After retirement from football, Jagade lived in Glenview, Illinois with his wife, the former Ada Lee Bozarth, whom he married in 1949, and the couple's three children.

Even during his career as a professional football player, Jagade worked in the off-season as superintendent of a tool and die factory on the northwest side of Chicago.

==Death and legacy==

On November 24, 1968, Jagade was hunting with friends on Washington Island, located in Wisconsin just off the peninsula at the northern tip of Green Bay. Jagade successfully shot a deer and was dragging it out from where it had fallen when he was stricken with a fatal heart attack. He was pronounced dead at the scene.

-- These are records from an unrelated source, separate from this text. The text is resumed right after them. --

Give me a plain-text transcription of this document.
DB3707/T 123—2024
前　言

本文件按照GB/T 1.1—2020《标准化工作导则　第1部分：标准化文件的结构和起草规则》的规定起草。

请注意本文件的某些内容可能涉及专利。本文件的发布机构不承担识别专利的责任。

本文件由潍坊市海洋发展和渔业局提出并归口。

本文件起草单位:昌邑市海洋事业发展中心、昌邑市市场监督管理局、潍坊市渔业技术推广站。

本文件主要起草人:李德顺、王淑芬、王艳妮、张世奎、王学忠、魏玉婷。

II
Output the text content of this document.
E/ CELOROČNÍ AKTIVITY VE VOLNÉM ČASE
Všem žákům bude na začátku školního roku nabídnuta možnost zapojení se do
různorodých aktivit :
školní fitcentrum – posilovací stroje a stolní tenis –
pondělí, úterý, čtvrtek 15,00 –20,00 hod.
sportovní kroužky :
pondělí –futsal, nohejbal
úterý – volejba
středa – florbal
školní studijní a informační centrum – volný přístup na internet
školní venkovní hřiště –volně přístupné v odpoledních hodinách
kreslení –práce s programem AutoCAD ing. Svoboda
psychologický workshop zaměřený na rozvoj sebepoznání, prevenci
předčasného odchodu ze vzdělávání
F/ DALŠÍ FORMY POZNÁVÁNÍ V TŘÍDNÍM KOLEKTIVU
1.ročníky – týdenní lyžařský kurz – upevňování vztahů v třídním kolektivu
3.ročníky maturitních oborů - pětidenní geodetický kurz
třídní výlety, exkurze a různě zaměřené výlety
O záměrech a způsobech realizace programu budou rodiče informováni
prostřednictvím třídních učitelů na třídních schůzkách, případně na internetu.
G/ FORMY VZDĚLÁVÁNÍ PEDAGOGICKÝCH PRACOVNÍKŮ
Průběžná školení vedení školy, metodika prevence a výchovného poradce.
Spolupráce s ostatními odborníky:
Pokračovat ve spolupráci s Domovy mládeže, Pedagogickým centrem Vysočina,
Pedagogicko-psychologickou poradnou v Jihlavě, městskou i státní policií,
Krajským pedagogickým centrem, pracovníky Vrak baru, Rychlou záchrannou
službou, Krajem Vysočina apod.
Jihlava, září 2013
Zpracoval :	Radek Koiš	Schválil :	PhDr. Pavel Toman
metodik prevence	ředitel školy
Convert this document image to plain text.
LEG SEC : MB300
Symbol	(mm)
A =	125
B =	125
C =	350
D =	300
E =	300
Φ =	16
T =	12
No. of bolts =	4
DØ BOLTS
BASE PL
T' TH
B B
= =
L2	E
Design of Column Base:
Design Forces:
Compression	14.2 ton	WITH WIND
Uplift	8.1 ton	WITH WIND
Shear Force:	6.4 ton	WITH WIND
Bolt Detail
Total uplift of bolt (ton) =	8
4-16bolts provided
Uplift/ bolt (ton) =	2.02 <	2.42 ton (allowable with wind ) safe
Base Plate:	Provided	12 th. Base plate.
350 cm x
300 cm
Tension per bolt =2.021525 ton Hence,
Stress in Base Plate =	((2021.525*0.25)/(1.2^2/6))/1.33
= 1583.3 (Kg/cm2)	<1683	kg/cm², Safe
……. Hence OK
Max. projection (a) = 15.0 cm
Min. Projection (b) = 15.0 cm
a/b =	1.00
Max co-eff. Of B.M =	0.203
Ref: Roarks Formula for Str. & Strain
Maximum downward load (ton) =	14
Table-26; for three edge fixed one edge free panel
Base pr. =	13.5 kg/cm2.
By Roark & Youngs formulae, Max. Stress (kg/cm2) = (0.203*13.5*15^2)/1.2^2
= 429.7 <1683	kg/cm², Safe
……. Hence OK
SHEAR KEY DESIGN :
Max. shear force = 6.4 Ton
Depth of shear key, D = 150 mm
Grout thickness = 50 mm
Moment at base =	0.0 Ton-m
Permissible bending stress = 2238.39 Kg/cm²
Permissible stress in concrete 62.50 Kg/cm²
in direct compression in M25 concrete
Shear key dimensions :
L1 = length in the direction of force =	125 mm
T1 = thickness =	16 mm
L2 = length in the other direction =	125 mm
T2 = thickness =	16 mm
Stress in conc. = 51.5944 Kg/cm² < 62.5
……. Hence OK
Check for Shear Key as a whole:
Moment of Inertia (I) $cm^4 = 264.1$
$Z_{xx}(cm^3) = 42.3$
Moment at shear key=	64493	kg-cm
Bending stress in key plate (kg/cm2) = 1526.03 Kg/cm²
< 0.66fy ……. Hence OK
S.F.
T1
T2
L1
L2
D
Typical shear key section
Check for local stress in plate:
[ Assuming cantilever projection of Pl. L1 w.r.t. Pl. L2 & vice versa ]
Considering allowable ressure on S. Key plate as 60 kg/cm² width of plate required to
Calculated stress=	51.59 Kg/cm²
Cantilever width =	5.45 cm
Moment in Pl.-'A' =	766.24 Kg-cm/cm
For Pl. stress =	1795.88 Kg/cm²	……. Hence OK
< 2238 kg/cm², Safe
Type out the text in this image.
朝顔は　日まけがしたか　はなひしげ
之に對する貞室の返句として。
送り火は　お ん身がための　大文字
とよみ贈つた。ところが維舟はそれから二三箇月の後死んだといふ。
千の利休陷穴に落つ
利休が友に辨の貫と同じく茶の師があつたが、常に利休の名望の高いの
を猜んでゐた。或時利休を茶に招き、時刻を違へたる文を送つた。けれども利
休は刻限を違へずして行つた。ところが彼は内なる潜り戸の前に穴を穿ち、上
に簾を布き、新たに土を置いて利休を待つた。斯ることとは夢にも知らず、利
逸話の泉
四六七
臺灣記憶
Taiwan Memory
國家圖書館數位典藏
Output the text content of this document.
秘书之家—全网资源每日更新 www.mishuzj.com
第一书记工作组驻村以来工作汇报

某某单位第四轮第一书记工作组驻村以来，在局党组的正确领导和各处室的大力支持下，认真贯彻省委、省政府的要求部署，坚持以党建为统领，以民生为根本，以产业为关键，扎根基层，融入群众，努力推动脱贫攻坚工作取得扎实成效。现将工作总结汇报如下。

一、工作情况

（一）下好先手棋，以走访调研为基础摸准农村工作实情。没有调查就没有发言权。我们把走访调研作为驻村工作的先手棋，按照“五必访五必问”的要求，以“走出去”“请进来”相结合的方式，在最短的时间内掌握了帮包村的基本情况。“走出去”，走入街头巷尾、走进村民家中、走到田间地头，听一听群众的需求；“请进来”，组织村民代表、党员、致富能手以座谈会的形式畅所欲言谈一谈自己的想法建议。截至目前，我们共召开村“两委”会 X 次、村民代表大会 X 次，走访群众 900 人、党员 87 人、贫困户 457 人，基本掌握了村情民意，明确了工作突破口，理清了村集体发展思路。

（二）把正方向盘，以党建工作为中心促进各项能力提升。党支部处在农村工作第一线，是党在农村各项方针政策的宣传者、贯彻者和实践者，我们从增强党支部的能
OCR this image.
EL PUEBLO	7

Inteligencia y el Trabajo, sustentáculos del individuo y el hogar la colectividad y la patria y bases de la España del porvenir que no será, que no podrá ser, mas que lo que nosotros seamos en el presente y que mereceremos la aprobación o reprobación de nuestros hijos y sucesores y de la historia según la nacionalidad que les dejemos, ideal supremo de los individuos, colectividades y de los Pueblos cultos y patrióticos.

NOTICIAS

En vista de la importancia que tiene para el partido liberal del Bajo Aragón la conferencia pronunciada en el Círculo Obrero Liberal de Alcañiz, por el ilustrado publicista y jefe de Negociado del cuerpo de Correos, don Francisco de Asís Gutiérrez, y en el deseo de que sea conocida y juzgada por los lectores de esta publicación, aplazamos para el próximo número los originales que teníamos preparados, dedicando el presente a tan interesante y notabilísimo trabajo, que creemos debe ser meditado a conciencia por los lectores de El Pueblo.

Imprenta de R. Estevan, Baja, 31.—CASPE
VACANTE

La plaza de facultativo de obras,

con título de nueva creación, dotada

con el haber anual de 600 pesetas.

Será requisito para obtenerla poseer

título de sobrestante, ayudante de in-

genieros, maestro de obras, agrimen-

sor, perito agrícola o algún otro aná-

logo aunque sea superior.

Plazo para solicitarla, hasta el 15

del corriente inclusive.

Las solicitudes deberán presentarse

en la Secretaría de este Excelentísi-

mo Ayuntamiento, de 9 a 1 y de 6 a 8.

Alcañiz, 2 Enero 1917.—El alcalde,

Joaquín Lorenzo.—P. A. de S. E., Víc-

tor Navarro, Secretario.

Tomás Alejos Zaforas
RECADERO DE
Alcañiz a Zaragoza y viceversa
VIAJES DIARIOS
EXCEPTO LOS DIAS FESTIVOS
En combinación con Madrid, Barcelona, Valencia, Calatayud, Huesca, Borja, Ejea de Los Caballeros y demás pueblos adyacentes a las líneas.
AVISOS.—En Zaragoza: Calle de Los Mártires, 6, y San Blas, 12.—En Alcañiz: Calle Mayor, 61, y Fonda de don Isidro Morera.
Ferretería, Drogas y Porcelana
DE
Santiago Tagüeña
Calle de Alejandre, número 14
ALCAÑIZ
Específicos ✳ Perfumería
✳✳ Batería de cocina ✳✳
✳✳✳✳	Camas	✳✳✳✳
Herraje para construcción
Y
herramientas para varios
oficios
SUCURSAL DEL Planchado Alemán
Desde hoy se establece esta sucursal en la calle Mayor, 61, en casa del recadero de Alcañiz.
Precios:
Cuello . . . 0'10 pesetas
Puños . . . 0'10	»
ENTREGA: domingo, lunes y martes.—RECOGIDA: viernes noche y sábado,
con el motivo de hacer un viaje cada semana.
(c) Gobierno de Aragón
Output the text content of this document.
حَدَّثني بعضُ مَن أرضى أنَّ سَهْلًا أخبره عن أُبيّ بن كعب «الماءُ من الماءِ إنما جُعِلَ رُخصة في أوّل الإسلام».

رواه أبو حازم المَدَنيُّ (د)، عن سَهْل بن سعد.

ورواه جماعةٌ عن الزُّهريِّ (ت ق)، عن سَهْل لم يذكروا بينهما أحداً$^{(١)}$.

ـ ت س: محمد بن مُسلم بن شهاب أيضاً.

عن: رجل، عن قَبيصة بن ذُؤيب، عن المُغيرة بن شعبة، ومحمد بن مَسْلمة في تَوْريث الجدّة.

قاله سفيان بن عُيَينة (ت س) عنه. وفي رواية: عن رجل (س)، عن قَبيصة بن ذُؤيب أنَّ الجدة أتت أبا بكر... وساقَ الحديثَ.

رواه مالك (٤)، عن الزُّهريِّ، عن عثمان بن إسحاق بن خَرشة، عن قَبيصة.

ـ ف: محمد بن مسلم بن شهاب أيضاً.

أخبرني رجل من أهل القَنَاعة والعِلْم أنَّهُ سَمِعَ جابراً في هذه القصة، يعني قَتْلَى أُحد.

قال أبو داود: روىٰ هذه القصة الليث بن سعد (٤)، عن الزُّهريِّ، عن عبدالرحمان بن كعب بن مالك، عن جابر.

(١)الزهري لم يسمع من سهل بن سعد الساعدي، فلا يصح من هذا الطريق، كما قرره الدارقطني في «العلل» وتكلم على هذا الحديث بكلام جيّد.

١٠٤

Chick Jagade was 41 years old at the time of his death.

Deadly heart attacks seem to have run in the Jagade family, with Chick's father, Harry C. Jagade Sr., suddenly dying of the same ailment almost exactly twenty years earlier when he was visiting the University of Indiana campus in Bloomington in May 1948 for a "Cream and Crimson Day" athletics celebration.